The agreement also provides that, when a prisoner seeks an injunction for a case for which an inmate has been filed, he applies for an order on all matters for which the detainees have been submitted by the same «[S]tate». Article III, point (d). In this context, the various federal districts have been referred to as separate «[S]tates. See UNITED States v. Bryant, 612 F.2d 806 (4. Cir. 1979), cert. The agreement does not authorize prosecutions for other charges for which no detainee has been detained unless they arise from the same transaction. [Article V, point d) ] It is not clear whether the trial of the latter is mandatory. Applicability of the agreement: the agreement applies only to «a person (who) has imposed a prison sentence in a prison or prison institute» (Articles III bis) and IV, point a)) and is therefore not applicable to a person detained awaiting trial.
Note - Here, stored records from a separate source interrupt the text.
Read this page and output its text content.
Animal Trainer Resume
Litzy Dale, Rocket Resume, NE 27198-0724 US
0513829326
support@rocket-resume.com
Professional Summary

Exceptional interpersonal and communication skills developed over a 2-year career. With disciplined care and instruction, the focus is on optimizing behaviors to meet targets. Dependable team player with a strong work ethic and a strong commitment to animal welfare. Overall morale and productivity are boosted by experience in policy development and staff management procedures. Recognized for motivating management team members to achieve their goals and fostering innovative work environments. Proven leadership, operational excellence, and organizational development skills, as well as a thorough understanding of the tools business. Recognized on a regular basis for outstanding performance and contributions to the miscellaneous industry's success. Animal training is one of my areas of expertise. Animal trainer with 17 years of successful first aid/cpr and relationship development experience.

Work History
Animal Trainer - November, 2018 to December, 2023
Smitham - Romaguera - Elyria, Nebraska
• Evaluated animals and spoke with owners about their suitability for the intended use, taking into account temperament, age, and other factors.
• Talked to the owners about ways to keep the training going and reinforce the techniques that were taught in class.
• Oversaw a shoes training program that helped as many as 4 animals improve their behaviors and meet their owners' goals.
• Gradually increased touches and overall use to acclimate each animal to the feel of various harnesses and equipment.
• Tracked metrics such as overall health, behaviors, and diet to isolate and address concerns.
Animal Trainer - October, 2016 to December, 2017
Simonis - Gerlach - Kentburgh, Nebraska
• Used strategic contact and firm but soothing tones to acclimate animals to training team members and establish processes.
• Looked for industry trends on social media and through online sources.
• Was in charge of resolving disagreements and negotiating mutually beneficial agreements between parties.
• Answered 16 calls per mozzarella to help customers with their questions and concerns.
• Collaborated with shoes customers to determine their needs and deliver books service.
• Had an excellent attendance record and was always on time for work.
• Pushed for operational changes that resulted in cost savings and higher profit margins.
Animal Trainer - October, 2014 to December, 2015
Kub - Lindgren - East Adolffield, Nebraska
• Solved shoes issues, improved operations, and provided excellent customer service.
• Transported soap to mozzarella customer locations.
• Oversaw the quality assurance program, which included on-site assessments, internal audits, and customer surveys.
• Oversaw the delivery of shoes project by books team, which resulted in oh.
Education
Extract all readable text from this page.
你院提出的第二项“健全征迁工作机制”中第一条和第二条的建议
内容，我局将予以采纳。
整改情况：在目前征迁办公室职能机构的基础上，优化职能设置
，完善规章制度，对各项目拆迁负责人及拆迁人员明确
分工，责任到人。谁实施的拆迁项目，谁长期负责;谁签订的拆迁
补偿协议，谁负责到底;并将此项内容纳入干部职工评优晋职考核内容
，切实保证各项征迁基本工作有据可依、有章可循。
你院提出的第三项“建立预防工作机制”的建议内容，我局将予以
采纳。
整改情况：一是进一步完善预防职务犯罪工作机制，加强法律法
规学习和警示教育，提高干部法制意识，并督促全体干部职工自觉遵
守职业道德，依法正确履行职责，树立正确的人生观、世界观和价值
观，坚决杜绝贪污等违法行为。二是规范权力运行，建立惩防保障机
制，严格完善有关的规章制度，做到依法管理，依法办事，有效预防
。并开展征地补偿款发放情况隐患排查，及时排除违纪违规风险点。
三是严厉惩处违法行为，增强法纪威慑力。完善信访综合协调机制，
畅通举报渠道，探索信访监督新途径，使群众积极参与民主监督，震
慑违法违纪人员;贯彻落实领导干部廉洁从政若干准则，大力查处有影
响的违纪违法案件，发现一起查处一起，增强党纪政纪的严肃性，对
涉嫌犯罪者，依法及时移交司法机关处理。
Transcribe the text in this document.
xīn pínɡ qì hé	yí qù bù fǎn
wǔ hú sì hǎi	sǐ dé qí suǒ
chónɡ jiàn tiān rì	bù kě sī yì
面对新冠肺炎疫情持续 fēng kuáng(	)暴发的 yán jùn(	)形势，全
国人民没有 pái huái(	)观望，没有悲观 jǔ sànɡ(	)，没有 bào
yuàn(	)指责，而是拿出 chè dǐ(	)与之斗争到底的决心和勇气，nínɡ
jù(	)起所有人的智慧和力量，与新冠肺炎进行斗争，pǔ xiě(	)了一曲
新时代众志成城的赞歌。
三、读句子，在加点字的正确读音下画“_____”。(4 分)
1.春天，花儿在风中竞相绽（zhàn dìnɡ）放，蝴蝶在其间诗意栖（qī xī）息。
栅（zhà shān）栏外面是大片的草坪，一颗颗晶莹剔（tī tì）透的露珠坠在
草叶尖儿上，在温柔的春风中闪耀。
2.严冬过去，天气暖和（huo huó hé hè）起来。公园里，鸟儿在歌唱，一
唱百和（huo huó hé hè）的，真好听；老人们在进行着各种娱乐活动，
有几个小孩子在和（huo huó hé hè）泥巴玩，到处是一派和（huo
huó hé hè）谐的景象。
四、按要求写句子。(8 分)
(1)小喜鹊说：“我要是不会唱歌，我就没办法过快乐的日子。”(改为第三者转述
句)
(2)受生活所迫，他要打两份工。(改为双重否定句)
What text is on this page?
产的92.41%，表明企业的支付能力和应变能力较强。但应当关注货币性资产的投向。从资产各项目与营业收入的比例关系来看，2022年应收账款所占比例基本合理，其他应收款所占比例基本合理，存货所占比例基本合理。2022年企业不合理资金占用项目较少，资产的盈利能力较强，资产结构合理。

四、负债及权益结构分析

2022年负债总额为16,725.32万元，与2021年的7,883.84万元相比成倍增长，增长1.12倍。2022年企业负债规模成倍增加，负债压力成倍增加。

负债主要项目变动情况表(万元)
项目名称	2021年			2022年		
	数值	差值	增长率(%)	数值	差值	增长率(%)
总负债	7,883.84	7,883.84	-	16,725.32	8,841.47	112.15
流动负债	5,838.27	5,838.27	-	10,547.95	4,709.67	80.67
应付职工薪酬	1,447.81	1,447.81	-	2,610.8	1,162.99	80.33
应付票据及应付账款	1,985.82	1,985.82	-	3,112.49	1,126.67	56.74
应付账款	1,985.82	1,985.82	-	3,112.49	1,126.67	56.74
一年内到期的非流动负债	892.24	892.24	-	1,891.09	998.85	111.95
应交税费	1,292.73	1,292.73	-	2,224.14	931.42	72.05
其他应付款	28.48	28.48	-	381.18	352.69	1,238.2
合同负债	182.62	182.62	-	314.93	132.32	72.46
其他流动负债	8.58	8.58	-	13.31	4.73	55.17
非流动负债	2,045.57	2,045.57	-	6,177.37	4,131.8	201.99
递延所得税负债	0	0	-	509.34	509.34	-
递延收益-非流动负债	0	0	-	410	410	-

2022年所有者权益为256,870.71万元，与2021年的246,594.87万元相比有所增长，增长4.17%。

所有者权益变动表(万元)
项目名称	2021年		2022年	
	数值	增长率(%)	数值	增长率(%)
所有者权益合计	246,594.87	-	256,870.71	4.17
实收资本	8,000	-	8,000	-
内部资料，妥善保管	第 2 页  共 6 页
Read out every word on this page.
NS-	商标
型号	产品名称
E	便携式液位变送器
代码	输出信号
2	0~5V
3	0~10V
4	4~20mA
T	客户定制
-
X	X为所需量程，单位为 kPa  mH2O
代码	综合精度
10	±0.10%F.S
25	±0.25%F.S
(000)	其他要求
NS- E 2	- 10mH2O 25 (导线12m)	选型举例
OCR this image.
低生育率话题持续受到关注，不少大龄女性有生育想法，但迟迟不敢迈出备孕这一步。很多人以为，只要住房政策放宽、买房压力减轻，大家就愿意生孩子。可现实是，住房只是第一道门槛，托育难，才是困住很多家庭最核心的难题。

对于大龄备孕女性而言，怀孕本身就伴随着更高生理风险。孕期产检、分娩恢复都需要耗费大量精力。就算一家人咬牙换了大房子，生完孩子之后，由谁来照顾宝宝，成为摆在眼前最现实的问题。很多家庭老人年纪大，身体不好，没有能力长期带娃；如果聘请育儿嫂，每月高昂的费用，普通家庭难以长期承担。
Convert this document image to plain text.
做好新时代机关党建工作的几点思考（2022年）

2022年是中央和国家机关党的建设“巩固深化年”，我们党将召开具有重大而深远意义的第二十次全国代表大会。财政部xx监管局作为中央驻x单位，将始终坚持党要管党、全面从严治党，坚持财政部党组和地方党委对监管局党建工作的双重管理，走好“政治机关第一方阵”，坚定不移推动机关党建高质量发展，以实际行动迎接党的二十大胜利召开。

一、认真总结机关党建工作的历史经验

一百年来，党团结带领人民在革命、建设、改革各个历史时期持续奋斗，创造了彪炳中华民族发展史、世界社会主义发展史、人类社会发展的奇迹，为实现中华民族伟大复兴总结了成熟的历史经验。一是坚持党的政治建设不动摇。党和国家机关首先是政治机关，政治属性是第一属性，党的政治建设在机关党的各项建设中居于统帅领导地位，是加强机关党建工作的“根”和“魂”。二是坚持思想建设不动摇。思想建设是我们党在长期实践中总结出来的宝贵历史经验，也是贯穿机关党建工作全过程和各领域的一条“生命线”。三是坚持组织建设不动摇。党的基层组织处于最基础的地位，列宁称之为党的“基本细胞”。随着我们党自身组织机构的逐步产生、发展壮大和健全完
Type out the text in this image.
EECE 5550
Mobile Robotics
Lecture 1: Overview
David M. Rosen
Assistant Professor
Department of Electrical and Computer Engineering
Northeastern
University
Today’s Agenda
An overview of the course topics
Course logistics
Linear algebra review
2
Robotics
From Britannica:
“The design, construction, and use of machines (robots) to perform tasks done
See UNITED States v. Reed, 620 F.2d 709, 711-12 (9. Cir.), cert. United States v Evans, 423 F. Supp. 528, 531 (S.D.N.Y. 1976), aff`d, 556 F.2d 561 (2d Cir. 1977). Since the agreement applies only to an inmate based on a spent «charge, information or complaint» requiring «procedure» (Article III A) and IV, point a), the agreement does not apply to an inmate on the basis of a parole warrant.
See Reed, supra. The parole procedure is presented in 18 United States.C 4214 (b). The agreement also does not apply to probation agreements. See Carchman v. Nash, 473 U.S. 716 (1985). transfer of prisoners: the anti-shuttling provisions: Article III, point (d), and Article IV, point e), contain similar provisions; if the trial is not dealt with an indictment, the information or complaints that are contemplated prior to the prisoner`s return to the place of original detention, that charge, information or complaint should not give rise to additional force or effect, and the court makes a decision rejecting it with prejudice, unless the United States is the receiving jurisdiction and a notice and opportunity for hearing has been given in accordance with Section 9 of the agreement. [Article IV, point e) ] It was found that the «trial» included a conviction in this context. See Walker v. King, 448 F. Supp. 580 (S.D.N.Y.
1978). The department did not accept this decision as a correct interpretation of the law. However, in order to avoid litigation and the risk of reversal of proceedings, the return of prisoners should be postponed to the period following the imposition of the sentence or a section 9 hearing. However, if the dismissal of an indictment is requested on the basis of the return of a prisoner before the conviction, it should be opposed. Article III of the agreement allows a prisoner to definitively arrest an unsolved charge, information or complaint against him in another state on the basis of which a detainee has been laid against him. Article IV allows the Crown of a state in which an unproven indictment, information or complaint is pending, to obtain temporary health detention for a prisoner against whom it has filed a detainee by filing a «written application» for conservatory custody with the incarcerated state. Article V provides for a detailed procedure for obtaining temporary conservatory custody.